Courir, toujours courir, tout le monde courrait ! Peu à peu je me suis "fâchée" avec le temps ... J'ai pris mon
temps.
Ainsi tout au long de ma vie, même à renfort de volonté, jamais je n'ai pu me défaire d'une certaine nonchalance, nonchalance
rebelle.
Ceci m'a valu bien des rejets, aussi bien dans le monde du travail que dans une expérience précieuse de vie en
communauté.
Donc j'étais externe au Pensionnat Saint Joseph dans le sud est, lorsque j'entrais en classe de CE2, c'était la première année ou le pensionnat s'ouvrait à l'externat. La première année la directrice était encore
une moniale. Par la suite l'établissement changea ses statuts et nous eûmes des enseignants laïques. Cette année là, nous récitions encore une prière en début de journée, et portions la blouse
obligatoire. Nous apprenions le dessin, la musique, et la couture en plus de nos cours.
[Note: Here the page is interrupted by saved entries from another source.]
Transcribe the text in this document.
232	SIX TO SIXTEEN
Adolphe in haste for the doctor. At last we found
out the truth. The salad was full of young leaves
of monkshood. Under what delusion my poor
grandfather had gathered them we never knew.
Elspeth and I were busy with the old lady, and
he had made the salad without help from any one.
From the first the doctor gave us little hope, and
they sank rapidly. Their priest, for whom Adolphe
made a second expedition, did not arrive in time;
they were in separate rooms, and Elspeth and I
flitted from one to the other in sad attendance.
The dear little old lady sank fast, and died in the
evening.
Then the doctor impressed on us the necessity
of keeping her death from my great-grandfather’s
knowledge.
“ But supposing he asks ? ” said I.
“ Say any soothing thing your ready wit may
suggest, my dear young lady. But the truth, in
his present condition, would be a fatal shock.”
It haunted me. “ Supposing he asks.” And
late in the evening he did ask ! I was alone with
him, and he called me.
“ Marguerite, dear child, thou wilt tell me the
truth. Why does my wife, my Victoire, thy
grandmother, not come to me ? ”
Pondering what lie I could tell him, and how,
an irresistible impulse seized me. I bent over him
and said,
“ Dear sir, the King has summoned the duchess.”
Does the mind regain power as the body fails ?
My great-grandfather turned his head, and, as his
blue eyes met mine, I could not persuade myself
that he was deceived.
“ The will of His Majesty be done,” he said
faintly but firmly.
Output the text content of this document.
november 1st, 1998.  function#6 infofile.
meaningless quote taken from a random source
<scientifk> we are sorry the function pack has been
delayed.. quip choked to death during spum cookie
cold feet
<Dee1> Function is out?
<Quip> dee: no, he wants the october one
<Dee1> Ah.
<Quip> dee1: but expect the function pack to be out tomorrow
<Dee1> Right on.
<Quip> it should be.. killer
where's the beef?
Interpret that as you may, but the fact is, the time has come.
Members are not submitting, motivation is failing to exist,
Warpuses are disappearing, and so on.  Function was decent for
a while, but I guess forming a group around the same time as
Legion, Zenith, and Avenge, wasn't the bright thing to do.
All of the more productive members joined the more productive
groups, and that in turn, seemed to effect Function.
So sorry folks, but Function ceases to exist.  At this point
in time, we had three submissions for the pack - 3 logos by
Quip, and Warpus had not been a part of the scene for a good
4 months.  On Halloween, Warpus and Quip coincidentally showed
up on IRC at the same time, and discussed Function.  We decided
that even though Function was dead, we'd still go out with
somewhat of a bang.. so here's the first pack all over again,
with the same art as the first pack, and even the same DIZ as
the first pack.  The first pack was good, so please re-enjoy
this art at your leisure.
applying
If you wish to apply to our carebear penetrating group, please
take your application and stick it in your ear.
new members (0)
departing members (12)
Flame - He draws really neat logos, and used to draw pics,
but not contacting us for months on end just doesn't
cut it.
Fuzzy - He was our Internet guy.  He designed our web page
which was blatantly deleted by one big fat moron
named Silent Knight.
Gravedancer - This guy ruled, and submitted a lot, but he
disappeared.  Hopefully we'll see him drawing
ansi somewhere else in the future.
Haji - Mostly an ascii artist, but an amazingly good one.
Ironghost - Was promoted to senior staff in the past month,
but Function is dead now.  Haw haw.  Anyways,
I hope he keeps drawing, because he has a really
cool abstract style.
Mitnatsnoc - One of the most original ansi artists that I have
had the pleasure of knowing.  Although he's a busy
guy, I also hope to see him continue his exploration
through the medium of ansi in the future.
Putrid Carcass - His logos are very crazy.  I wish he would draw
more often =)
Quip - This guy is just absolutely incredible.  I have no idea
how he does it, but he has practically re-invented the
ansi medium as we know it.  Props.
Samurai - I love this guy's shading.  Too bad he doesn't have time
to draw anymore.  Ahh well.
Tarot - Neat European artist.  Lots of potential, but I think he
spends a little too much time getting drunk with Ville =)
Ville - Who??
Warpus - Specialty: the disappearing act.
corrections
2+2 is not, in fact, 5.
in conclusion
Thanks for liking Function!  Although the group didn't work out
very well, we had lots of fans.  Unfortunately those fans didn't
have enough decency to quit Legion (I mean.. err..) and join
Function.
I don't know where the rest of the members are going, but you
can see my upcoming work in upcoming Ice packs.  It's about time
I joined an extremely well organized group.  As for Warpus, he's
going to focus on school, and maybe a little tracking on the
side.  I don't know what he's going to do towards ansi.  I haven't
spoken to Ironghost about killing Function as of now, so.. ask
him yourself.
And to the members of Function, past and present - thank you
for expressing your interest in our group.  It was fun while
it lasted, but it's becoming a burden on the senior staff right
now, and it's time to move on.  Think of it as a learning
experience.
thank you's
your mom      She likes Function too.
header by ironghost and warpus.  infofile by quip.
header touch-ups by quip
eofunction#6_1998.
La structure architecturale se présentait comme une ferme, avec une cour centrale et un vaste espace à l'arrière.
Deux grandes zones, une publique : l'école, sa cour, son terrain de sport, et une privée : le logement des moniales, la
cuisine commune pour tous.
Dans l'étroite rue Viala, on accédait à l'école par une toute petite porte ; une moniale surveillait l'entrée des
élèves qui devait se faire sans bruit et sans bousculade. On débouchait sur un petit hall avec six piliers de bois, des pierres carrelaient le sol. On chantait "pour passer le
Rhône il faut être deux, pour bien le passer il faut savoir danser, allons passe, passe, passe, allons passe donc", on jouait à jongler, on se racontait des histoires de filles, des histoires de
poils sur les jambes et de garçons beaux et inconnus qui donnaient des rendez-vous et faisaient languir depuis les dernières vacances.
Devant le hall, la cour avec ses platanes, on y jouait parfois au ballon prisonnier ou à l'as malade, et face à la porte d'entrée
un long batiment blanchâtre entouré d'un balcon étroit avec une balustrade de fer pour l'étage. Au rez-de-chaussée du bâtiment il y avait une lourde porte en bois donnant sur la
zone privée du pensionnat, il y avait aussi le réfectoire d'étude avec ces petits bureaux en bois où l'on se sentait si bien. A côté la salle de cantine, plus moderne, mais toute beige, sans
aucune couleur, puis la cuisine avec une gentille moniale, inconnue mais gentille. Sur la cour à droite, un bâtiment jouxtait en angle droit en revenant vers le hall. Ce bâtiment
avait été relevé d'une partie récente. A droite aussi jouxtant au hall, l'édifice des toilettes, des toilettes à l'orientale, celles avec l'emplacement pour les pieds et le trou au sol. Donc il y
avait des portes qui ne fermaient pas, qu'il fallait tenir ou faire garder et quelques trous au sol.
Sur la gauche séparée par un grillage, il y avait une cour de graviers, terrain récemment acheté et transformé en "terrain de sport",
on y courrait le 60 mètres, et on grimpait à la corde d'un modeste portique.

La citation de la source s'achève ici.